Overall inflation in Canada slowed to an eight-month low in August and the core rate targeted by the Bank of Canada also eased, likely comforting the central bank after recent debt market turmoil led it cancel plans to raise interest rates.

Weaker gasoline prices unexpectedly knocked the annual inflation rate in August to 1.7 percent from 2.2 percent in July. The consumer price index fell 0.3 percent on the month.

Core inflation -- which strips out eight volatile items such as gasoline and some fresh produce -- declined to 2.2 percent in August from July's 2.3 percent. But the core rate stayed above the central bank's 2 percent target as it has for the past 12 months.

"Overall, I thought it was a pretty benign report," said Doug Porter, deputy chief economist at BMO Capital Markets.

"Given a very favorable year-ago comparison, next month it looks as if core inflation could test the 2 percent level, possibly even get below it."

The report likely makes the Bank of Canada feel justified in its decision to back away from plans to hike rates earlier this month.

The bank held rates steady at 4.50 percent as the risk to the economy from the U.S. subprime mortgage collapse overshadowed inflation fears.

"Today's CPI report will likely lead markets to pare back their Bank of Canada overnight rate expectations," said Jacqui Douglas, economics strategist at TD Securities.

The Canadian dollar's push to parity with the U.S. dollar slowed on Wednesday. Overnight, the currency had topped 99 U.S. cents on the U.S. Federal Reserve's aggressive 50-point rate cuts on Tuesday.

The currency was at 1.0151 to the U.S. dollar, or 98.51 U.S. cents, at midmorning on Wednesday, compared with Tuesday's close of C$1.0138 to the U.S. dollar, or 98.64 U.S. cents.

Canadian bonds followed U.S. treasuries lower.

The soaring currency may be another incentive for the Bank of Canada to sit on the sidelines on rates, or even cut rates in October or December, some analysts say.

"I still believe that rate cuts are a long shot, but at the very least you can say the inflation environment is likely benign enough that if there was the need the bank would feel a little more comfortable cutting rates if they had to," said Doug Porter, deputy chief economist at BMO Capital Markets.

Inflation pressures persist, however, and energy prices may rebound in September, pushing consumer prices back up again.

"Our forecast remains that the Bank of Canada will hold the policy rate at 4.5 percent in the near term with an eye to tightening policy once the risks from financial market stress have abated," said Dawn Desjardins, senior economist at RBC Financial.

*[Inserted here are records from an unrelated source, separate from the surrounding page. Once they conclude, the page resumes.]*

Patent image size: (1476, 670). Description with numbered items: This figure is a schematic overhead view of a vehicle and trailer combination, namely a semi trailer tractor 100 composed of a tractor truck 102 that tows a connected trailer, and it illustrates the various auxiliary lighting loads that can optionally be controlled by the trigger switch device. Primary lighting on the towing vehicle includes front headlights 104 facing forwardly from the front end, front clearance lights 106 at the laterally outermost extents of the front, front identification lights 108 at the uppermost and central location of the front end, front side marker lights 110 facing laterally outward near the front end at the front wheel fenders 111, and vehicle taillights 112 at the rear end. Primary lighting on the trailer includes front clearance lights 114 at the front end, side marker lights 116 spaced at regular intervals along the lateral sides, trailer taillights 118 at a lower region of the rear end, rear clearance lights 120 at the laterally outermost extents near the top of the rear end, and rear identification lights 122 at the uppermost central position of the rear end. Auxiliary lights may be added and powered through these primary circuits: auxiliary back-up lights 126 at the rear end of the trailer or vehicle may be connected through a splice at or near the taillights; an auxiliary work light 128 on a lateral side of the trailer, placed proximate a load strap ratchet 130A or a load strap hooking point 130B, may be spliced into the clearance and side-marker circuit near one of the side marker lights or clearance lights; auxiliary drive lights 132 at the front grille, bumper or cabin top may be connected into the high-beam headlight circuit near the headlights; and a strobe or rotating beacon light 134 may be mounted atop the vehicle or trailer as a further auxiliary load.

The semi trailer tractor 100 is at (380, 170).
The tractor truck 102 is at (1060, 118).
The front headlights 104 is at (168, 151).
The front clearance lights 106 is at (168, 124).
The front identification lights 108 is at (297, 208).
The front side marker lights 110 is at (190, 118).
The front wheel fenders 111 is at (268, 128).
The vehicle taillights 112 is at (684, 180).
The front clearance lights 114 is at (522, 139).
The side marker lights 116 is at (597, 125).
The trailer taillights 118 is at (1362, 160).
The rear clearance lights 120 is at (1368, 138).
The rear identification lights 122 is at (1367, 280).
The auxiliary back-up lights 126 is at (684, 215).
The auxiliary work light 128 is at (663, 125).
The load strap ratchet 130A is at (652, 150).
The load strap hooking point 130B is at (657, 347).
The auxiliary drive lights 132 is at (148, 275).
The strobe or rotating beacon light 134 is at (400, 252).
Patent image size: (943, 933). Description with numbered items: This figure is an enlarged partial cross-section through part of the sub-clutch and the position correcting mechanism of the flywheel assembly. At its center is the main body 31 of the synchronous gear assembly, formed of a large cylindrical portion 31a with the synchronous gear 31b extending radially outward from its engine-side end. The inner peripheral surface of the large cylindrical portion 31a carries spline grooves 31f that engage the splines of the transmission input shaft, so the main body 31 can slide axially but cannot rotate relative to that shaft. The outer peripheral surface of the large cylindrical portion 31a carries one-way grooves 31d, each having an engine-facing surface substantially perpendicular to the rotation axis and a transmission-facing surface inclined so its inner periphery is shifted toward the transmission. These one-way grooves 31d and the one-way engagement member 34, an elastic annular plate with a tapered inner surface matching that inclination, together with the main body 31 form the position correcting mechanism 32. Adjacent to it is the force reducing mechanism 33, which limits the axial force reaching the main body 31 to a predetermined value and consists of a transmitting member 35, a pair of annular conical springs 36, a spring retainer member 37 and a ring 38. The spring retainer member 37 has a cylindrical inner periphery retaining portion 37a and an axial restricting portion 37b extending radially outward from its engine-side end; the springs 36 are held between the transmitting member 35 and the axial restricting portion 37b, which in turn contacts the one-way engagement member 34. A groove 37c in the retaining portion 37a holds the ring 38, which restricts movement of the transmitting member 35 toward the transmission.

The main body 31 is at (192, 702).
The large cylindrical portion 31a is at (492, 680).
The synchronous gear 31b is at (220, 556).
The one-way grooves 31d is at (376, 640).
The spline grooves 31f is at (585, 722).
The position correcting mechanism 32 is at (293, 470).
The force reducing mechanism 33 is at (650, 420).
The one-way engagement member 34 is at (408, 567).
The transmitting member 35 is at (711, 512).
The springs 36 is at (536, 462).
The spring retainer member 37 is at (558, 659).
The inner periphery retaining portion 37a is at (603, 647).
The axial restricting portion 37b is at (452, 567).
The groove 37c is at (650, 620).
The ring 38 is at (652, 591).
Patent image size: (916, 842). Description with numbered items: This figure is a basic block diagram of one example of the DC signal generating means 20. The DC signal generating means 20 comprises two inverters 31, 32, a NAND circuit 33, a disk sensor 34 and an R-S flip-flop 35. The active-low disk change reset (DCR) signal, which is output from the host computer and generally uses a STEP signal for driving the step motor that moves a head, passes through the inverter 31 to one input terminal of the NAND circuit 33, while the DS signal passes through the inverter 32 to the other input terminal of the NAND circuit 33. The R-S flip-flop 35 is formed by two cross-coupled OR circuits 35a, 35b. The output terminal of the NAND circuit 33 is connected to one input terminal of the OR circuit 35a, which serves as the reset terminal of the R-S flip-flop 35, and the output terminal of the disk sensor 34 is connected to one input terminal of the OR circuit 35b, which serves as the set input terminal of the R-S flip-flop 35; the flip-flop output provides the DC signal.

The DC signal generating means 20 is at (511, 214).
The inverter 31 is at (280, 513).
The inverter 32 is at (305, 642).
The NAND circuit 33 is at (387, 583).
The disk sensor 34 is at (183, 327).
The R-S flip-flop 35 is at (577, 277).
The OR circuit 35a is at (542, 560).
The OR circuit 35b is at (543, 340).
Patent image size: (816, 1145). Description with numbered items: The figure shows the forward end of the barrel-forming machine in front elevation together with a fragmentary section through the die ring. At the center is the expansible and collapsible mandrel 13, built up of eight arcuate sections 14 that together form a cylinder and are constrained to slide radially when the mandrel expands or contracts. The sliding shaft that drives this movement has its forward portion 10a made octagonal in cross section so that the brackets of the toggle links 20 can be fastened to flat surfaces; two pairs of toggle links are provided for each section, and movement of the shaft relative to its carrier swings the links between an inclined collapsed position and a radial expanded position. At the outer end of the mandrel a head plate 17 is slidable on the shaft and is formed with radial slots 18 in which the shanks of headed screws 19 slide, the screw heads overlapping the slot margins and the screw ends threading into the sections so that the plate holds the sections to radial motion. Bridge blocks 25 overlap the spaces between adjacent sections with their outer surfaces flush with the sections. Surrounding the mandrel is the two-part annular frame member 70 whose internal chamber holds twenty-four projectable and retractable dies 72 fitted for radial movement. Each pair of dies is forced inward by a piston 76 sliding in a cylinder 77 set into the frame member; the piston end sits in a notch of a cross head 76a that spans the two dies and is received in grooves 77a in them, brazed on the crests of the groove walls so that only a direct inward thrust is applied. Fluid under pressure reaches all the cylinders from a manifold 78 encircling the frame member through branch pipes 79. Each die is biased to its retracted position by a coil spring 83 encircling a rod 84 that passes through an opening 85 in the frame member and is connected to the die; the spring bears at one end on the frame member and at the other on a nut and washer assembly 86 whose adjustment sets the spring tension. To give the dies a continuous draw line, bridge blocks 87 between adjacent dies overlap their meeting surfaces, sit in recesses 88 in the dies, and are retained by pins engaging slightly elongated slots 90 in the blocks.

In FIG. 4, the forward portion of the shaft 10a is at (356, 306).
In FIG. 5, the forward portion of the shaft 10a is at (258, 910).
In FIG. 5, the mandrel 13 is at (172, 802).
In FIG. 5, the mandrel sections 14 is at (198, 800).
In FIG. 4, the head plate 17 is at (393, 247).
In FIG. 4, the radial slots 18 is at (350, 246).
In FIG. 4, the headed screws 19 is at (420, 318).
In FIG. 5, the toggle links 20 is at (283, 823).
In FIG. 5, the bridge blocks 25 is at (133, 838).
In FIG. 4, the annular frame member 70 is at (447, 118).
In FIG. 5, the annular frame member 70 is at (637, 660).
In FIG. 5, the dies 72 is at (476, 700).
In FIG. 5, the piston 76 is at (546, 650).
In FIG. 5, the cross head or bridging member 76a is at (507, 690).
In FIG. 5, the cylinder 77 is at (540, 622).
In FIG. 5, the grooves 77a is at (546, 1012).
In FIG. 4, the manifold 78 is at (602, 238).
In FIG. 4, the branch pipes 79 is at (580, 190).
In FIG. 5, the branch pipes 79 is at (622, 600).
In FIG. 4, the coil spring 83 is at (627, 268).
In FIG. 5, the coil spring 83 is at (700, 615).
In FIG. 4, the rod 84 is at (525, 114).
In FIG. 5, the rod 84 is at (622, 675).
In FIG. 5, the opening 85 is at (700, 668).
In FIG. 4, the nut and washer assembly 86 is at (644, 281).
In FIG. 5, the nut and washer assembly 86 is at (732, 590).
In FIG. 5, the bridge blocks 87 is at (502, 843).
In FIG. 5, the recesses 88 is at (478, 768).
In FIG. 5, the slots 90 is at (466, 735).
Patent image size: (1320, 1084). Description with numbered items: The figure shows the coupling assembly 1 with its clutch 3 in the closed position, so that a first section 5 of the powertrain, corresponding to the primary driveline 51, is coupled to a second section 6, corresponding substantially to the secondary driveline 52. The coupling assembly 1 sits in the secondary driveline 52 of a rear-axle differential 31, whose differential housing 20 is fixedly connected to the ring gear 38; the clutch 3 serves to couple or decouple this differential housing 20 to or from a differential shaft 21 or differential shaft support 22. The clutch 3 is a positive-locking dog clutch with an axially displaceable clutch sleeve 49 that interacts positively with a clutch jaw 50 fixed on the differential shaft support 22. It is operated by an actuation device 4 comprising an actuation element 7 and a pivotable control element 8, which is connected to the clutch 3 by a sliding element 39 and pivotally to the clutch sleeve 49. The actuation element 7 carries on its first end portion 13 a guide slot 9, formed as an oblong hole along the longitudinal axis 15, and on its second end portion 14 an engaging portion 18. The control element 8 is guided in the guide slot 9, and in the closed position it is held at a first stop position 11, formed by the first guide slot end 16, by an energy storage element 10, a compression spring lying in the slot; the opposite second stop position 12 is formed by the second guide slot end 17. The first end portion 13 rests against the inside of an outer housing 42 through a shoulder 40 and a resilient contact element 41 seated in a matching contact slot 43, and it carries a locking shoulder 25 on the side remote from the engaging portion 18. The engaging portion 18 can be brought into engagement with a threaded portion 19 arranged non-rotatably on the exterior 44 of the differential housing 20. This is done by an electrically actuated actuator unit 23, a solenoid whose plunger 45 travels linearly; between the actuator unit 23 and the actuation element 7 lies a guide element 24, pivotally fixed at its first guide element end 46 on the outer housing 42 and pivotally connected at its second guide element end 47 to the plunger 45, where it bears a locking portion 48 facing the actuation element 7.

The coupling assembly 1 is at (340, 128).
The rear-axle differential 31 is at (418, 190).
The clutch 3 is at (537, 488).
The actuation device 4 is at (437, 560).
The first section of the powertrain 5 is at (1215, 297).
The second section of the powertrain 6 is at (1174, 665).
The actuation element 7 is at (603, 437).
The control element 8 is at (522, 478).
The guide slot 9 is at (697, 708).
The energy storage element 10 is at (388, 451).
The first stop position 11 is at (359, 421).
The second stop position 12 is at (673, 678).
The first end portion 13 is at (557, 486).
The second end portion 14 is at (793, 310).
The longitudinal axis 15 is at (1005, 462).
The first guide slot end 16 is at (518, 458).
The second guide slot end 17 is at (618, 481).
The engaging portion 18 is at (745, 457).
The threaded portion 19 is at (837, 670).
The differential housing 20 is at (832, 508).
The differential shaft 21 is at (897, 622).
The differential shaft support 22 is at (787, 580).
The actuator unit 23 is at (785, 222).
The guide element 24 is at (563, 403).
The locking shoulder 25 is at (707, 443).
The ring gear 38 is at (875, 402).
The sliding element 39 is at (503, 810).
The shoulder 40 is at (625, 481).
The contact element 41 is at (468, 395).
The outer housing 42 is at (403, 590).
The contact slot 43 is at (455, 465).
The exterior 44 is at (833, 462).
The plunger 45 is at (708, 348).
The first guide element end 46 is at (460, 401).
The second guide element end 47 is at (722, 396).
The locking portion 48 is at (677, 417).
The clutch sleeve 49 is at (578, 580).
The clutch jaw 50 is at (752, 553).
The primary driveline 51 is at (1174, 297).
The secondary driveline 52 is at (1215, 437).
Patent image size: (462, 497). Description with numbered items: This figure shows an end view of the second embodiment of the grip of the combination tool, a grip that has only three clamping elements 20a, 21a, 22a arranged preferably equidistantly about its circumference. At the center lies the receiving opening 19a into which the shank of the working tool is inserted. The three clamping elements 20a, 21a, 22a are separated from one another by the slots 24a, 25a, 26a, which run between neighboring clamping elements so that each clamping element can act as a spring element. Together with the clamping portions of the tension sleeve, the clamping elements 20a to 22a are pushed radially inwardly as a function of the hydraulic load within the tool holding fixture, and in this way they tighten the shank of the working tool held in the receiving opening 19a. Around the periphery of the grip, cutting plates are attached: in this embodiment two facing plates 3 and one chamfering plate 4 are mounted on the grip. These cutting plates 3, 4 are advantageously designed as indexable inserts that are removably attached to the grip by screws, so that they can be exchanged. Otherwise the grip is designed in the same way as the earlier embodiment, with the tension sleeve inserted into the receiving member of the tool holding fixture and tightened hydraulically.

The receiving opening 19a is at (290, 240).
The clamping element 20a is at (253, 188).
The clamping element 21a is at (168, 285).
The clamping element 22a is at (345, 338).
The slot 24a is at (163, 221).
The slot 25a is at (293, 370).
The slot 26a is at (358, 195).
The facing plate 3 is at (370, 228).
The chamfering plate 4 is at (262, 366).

Inflation remains on the central bank's radar. It said earlier this month it judges the economy to be running at above capacity. In the housing sector, which it flagged as a risk to its inflation outlook, mortgage interest costs rose by 6.1 percent in the year to August and the homeowners' replacement cost rose 6 percent.

Hourly wages rose 4 percent in the year to August, the biggest increase since 2001. The economy continued to add jobs last month at a robust pace and housing prices continued to climb in July.